Glycolipid mimetics with selective anti- or pro-inflammatory response

Novel glycolipid mimetics able to express anti-inflammatory or adjuvant activity in a context dependent manner. The compounds can be used for the treatment of immune diseases cursed with Th1/Th2 imbalance or as vaccine adjuvants.

Market need: Glycolipids play crucial roles in the regulation of immune response. There are several examples of synthetic immunoregulatory glycolipids capable of modulating Th1/Th2 cell balance by acting as agonists/antagonists of iNKT cells or the TLR4 receptor. Examples of the first category are a-Galactosylceramide (a-GalCer) and their analogues, whereas compounds acting on TLR4 are typically related to the lipopolysaccharide (LPS). However, these compounds bear limitations that hinder their therapeutics effectiveness such as complicated synthesis, chemical instability, and suboptimal Th1/Th2 modulating behaviour. Then, there is a need to identify additional glycolipid-like agents that specifically and directly can modulate the immune response by agonizing/antagonizing either iNKT cells or the TLR4.

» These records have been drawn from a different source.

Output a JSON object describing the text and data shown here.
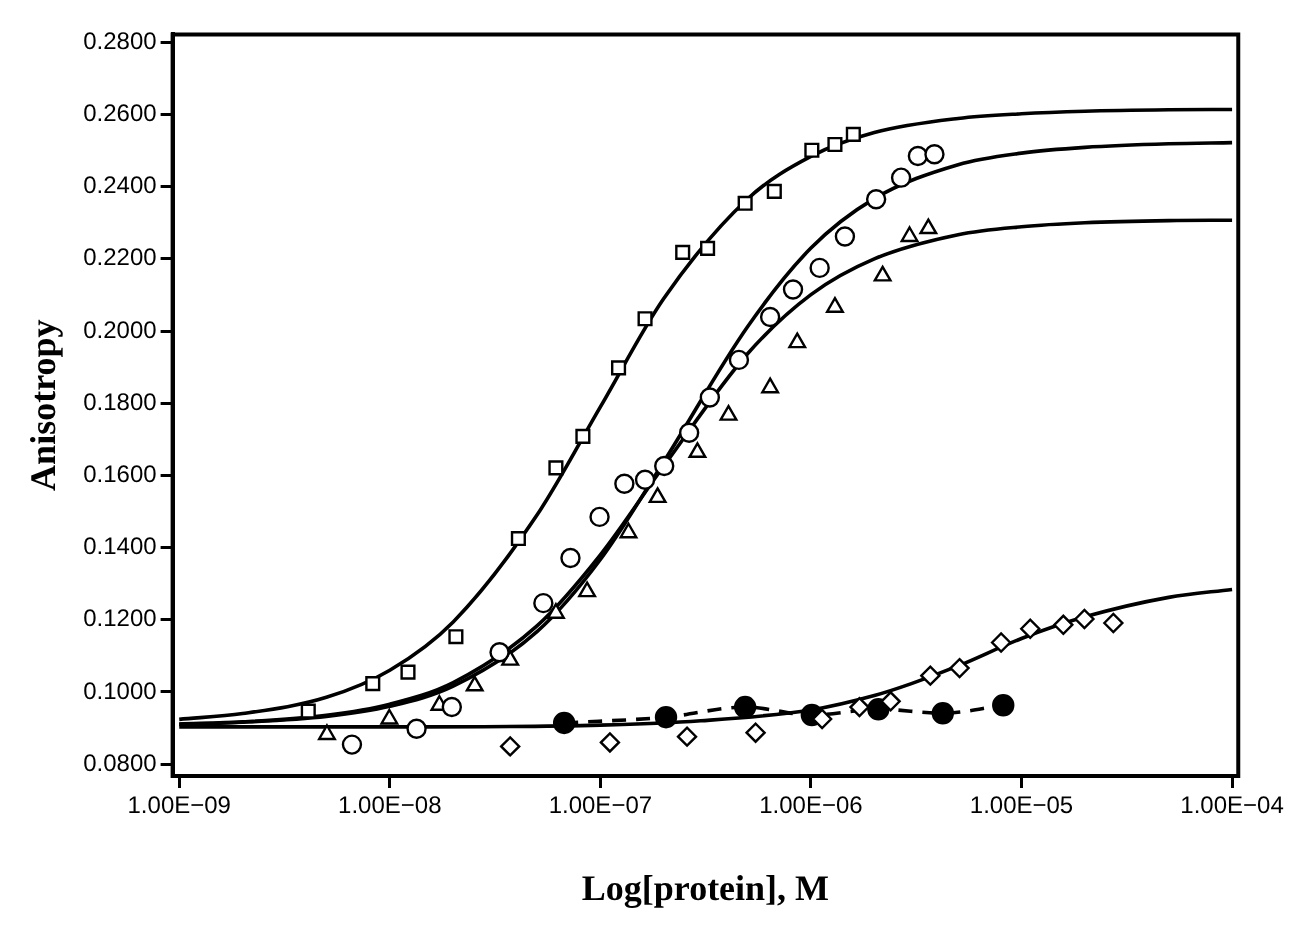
{
  "chart_data": {
    "type": "scatter",
    "xlabel": "Log[protein], M",
    "ylabel": "Anisotropy",
    "log": "x",
    "grid": false,
    "legend": false,
    "xlim": [
      9.3e-10,
      0.000107
    ],
    "ylim": [
      0.0767,
      0.2822
    ],
    "xticks": [
      {
        "value": 1e-09,
        "label": "1.00E−09"
      },
      {
        "value": 1e-08,
        "label": "1.00E−08"
      },
      {
        "value": 1e-07,
        "label": "1.00E−07"
      },
      {
        "value": 1e-06,
        "label": "1.00E−06"
      },
      {
        "value": 1e-05,
        "label": "1.00E−05"
      },
      {
        "value": 0.0001,
        "label": "1.00E−04"
      }
    ],
    "yticks": [
      {
        "value": 0.08,
        "label": "0.0800"
      },
      {
        "value": 0.1,
        "label": "0.1000"
      },
      {
        "value": 0.12,
        "label": "0.1200"
      },
      {
        "value": 0.14,
        "label": "0.1400"
      },
      {
        "value": 0.16,
        "label": "0.1600"
      },
      {
        "value": 0.18,
        "label": "0.1800"
      },
      {
        "value": 0.2,
        "label": "0.2000"
      },
      {
        "value": 0.22,
        "label": "0.2200"
      },
      {
        "value": 0.24,
        "label": "0.2400"
      },
      {
        "value": 0.26,
        "label": "0.2600"
      },
      {
        "value": 0.28,
        "label": "0.2800"
      }
    ],
    "series": [
      {
        "type": "scatter",
        "marker": "square",
        "color": "#000000",
        "x": [
          4.1e-09,
          8.3e-09,
          1.22e-08,
          2.06e-08,
          4.08e-08,
          6.15e-08,
          8.26e-08,
          1.22e-07,
          1.63e-07,
          2.46e-07,
          3.23e-07,
          4.87e-07,
          6.7e-07,
          1.01e-06,
          1.3e-06,
          1.59e-06
        ],
        "values": [
          0.0947,
          0.1023,
          0.1055,
          0.1153,
          0.1425,
          0.1621,
          0.1708,
          0.1898,
          0.2034,
          0.2218,
          0.2229,
          0.2354,
          0.2387,
          0.2501,
          0.2517,
          0.2545
        ]
      },
      {
        "type": "scatter",
        "marker": "circle",
        "color": "#000000",
        "x": [
          6.61e-09,
          1.34e-08,
          1.97e-08,
          3.32e-08,
          5.36e-08,
          7.21e-08,
          9.91e-08,
          1.3e-07,
          1.63e-07,
          2.01e-07,
          2.64e-07,
          3.31e-07,
          4.55e-07,
          6.4e-07,
          8.22e-07,
          1.1e-06,
          1.45e-06,
          2.04e-06,
          2.68e-06,
          3.22e-06,
          3.86e-06
        ],
        "values": [
          0.0854,
          0.0898,
          0.0958,
          0.111,
          0.1246,
          0.1371,
          0.1485,
          0.1577,
          0.1588,
          0.1626,
          0.1718,
          0.1816,
          0.192,
          0.2039,
          0.2115,
          0.2175,
          0.2262,
          0.2365,
          0.2425,
          0.2485,
          0.249
        ]
      },
      {
        "type": "scatter",
        "marker": "triangle",
        "color": "#000000",
        "x": [
          5.03e-09,
          9.95e-09,
          1.72e-08,
          2.53e-08,
          3.73e-08,
          6.15e-08,
          8.65e-08,
          1.36e-07,
          1.87e-07,
          2.89e-07,
          4.06e-07,
          6.4e-07,
          8.61e-07,
          1.3e-06,
          2.19e-06,
          2.94e-06,
          3.61e-06
        ],
        "values": [
          0.0882,
          0.0925,
          0.0963,
          0.1017,
          0.1088,
          0.1218,
          0.1278,
          0.1441,
          0.1539,
          0.1664,
          0.1767,
          0.1843,
          0.1968,
          0.2066,
          0.2153,
          0.2262,
          0.2284
        ]
      },
      {
        "type": "scatter",
        "marker": "diamond",
        "color": "#000000",
        "x": [
          3.73e-08,
          1.11e-07,
          2.58e-07,
          5.46e-07,
          1.13e-06,
          1.7e-06,
          2.39e-06,
          3.69e-06,
          5.08e-06,
          8e-06,
          1.1e-05,
          1.58e-05,
          1.99e-05,
          2.73e-05
        ],
        "values": [
          0.0849,
          0.086,
          0.0876,
          0.0887,
          0.0925,
          0.0958,
          0.0974,
          0.1045,
          0.1066,
          0.1137,
          0.1175,
          0.1186,
          0.1202,
          0.1191
        ]
      },
      {
        "type": "line",
        "marker": "circle",
        "line_style": "dashed",
        "color": "#000000",
        "x": [
          6.73e-08,
          2.05e-07,
          4.87e-07,
          1.01e-06,
          2.09e-06,
          4.23e-06,
          8.19e-06
        ],
        "values": [
          0.0914,
          0.093,
          0.0958,
          0.0936,
          0.0952,
          0.0941,
          0.0963
        ]
      },
      {
        "type": "line",
        "marker": "none",
        "line_style": "solid",
        "color": "#000000",
        "x": [
          1e-09,
          2e-09,
          5e-09,
          1e-08,
          2e-08,
          5e-08,
          1e-07,
          2e-07,
          5e-07,
          1e-06,
          2e-06,
          5e-06,
          1e-05,
          2e-05,
          5e-05,
          0.0001
        ],
        "values": [
          0.0924,
          0.094,
          0.0985,
          0.106,
          0.1194,
          0.149,
          0.179,
          0.209,
          0.2366,
          0.2484,
          0.255,
          0.2589,
          0.2602,
          0.2609,
          0.2613,
          0.2614
        ]
      },
      {
        "type": "line",
        "marker": "none",
        "line_style": "solid",
        "color": "#000000",
        "x": [
          1e-09,
          2e-09,
          5e-09,
          1e-08,
          2e-08,
          5e-08,
          1e-07,
          2e-07,
          5e-07,
          1e-06,
          2e-06,
          5e-06,
          1e-05,
          2e-05,
          5e-05,
          0.0001
        ],
        "values": [
          0.091,
          0.0916,
          0.0932,
          0.096,
          0.1016,
          0.1167,
          0.1367,
          0.1638,
          0.2012,
          0.223,
          0.2367,
          0.2461,
          0.2493,
          0.2509,
          0.2519,
          0.2522
        ]
      },
      {
        "type": "line",
        "marker": "none",
        "line_style": "solid",
        "color": "#000000",
        "x": [
          1e-09,
          2e-09,
          5e-09,
          1e-08,
          2e-08,
          5e-08,
          1e-07,
          2e-07,
          5e-07,
          1e-06,
          2e-06,
          5e-06,
          1e-05,
          2e-05,
          5e-05,
          0.0001
        ],
        "values": [
          0.0911,
          0.0917,
          0.0935,
          0.0966,
          0.1026,
          0.1183,
          0.138,
          0.1626,
          0.1937,
          0.2101,
          0.22,
          0.2267,
          0.2289,
          0.23,
          0.2306,
          0.2307
        ]
      },
      {
        "type": "line",
        "marker": "none",
        "line_style": "solid",
        "color": "#000000",
        "x": [
          1e-09,
          1e-08,
          1e-07,
          3e-07,
          1e-06,
          2e-06,
          3e-06,
          5e-06,
          1e-05,
          2e-05,
          5e-05,
          0.0001
        ],
        "values": [
          0.0903,
          0.0903,
          0.0908,
          0.092,
          0.095,
          0.099,
          0.1023,
          0.1072,
          0.1148,
          0.1208,
          0.1262,
          0.1284
        ]
      }
    ]
  }
}
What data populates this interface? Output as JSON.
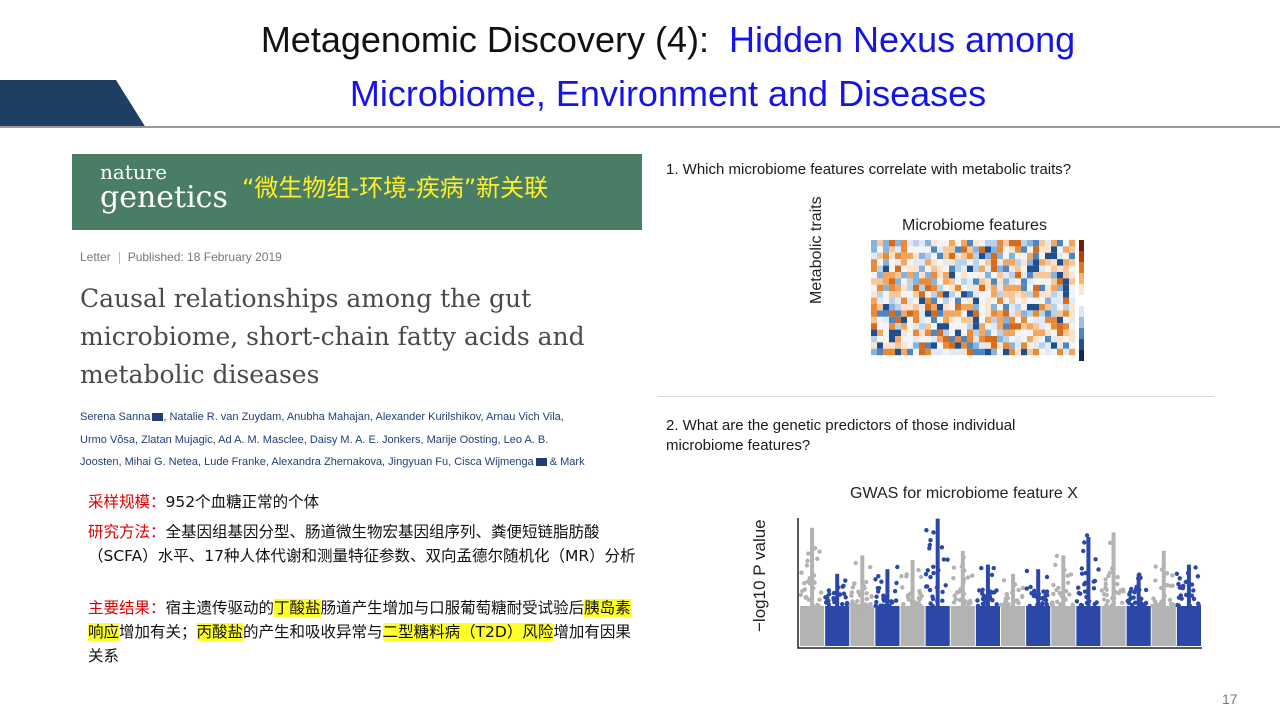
{
  "slide": {
    "title_part1": "Metagenomic Discovery (4):",
    "title_part2": "Hidden Nexus among",
    "title_line2": "Microbiome, Environment and Diseases",
    "page_number": "17"
  },
  "paper": {
    "journal_line1": "nature",
    "journal_line2": "genetics",
    "banner_cn": "“微生物组-环境-疾病”新关联",
    "article_type": "Letter",
    "published": "Published: 18 February 2019",
    "title": "Causal relationships among the gut microbiome, short-chain fatty acids and metabolic diseases",
    "authors_line1": "Serena Sanna",
    "authors_line1b": ", Natalie R. van Zuydam, Anubha Mahajan, Alexander Kurilshikov, Arnau Vich Vila,",
    "authors_line2": "Urmo Võsa, Zlatan Mujagic, Ad A. M. Masclee, Daisy M. A. E. Jonkers, Marije Oosting, Leo A. B.",
    "authors_line3": "Joosten, Mihai G. Netea, Lude Franke, Alexandra Zhernakova, Jingyuan Fu, Cisca Wijmenga",
    "authors_line3b": "& Mark"
  },
  "summary": {
    "sample_label": "采样规模",
    "sample_text": "952个血糖正常的个体",
    "method_label": "研究方法",
    "method_text": "全基因组基因分型、肠道微生物宏基因组序列、粪便短链脂肪酸（SCFA）水平、17种人体代谢和测量特征参数、双向孟德尔随机化（MR）分析",
    "result_label": "主要结果",
    "result_t1": "宿主遗传驱动的",
    "result_h1": "丁酸盐",
    "result_t2": "肠道产生增加与口服葡萄糖耐受试验后",
    "result_h2": "胰岛素响应",
    "result_t3": "增加有关；",
    "result_h3": "丙酸盐",
    "result_t4": "的产生和吸收异常与",
    "result_h4": "二型糖料病（T2D）风险",
    "result_t5": "增加有因果关系"
  },
  "figure": {
    "q1": "1. Which microbiome features correlate with metabolic traits?",
    "heatmap_title": "Microbiome features",
    "heatmap_ylabel": "Metabolic traits",
    "q2_line1": "2. What are the genetic predictors of those individual",
    "q2_line2": "microbiome features?",
    "gwas_title": "GWAS for microbiome feature X",
    "gwas_ylabel": "−log10 P value"
  },
  "colors": {
    "title_blue": "#1414e6",
    "banner_green": "#4a7d66",
    "banner_text": "#ffef2a",
    "label_red": "#e00000",
    "highlight": "#ffff2a",
    "corner_navy": "#1e3f64",
    "manhattan_blue": "#2b48a8",
    "manhattan_gray": "#b3b3b3"
  }
}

Proposed solution: Two glycolipid mimetic families of compounds have been identified that are metabolically stable and that can be selectively modified to optimize their immunomodulatory profile in view of promoting and anti-inflammatory or and adjuvant response.
The capacity of the compounds to regulate the immune response has been shown in vitro and in vivo (mouse). They may exercise their anti-inflammatory function by binding to CD1d or TLR4, or by promoting phosphorylation of ERK, p38, and in some cases, also of STAT3. Moreover, the ability of selective compounds to function as adjuvants was assessed in a mouse model in vivo.

Competitive advantages

Selective compounds have shown suppression of a-GalCer- or LPS-induced inflammation in vitro and in vivo.
Some compounds were proficient at inducing Th1- and others Th2-biased response. The capacity of suppressing Th2 inflammation was confirmed in vivo in ovoalbumina (OVA)-induced airway hyerreactivity mouse model.
The in vivo adjuvancy capability of some compounds was also demonstrated in vivo.